The GNU system deliberately defines no such limits, following the
spirit of the GNU coding standards, which say (node "Semantics"):
"Avoid arbitrary limits on the length of _any_ data structure,
including file names, lines, files, and symbols, by allocating all
data structures dynamically. In most Unix utilities, "long lines
are silently truncated." This is not acceptable in a GNU utility."

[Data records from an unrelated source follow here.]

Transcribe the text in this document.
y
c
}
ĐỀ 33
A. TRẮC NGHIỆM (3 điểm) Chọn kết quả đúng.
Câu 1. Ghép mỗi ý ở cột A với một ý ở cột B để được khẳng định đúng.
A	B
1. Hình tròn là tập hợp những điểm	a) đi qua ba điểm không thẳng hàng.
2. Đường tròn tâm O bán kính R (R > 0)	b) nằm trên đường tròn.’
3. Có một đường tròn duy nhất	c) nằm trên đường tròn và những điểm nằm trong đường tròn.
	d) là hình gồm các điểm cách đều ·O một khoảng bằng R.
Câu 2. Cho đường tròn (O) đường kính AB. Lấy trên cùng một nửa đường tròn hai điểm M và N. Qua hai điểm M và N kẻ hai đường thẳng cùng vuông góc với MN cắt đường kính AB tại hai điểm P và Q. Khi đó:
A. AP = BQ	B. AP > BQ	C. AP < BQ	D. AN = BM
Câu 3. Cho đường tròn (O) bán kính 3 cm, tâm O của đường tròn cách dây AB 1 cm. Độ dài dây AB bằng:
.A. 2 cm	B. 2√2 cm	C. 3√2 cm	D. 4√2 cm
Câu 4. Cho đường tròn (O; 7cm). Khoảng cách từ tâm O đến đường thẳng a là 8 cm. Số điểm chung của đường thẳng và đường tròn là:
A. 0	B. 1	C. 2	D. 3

I'm personally quite happy if programs at least try to use constants
like PATH_MAX, so that we can find these places and fix them. I
really don't want to know how many programs just use arrays of size
1024 for file names. There are even manual pages out there (like
realpath(3) on my GNU/Linux system) that contain examples like:
#ifdef PATH_MAX
path_max = PATH_MAX;
#else
path_max = pathconf (path, _PC_PATH_MAX);
if (path_max <= 0)
path_max = 4096;
#endif
which tries to do the right thing, but ends up doing nonsense on the
GNU system (as pathconf() behaves like sysconf(), returning -1 to
indicate the absence of any limit). Though I have to admit that doing
the right thing in a portable way is probably more work than it should
be. But that's what you get for using C instead of Scheme. :-)
Cheers,
Wolfgang
--
Repeating false statements makes them true.
Repeating false statements makes them true.
Repeating false statements makes them true.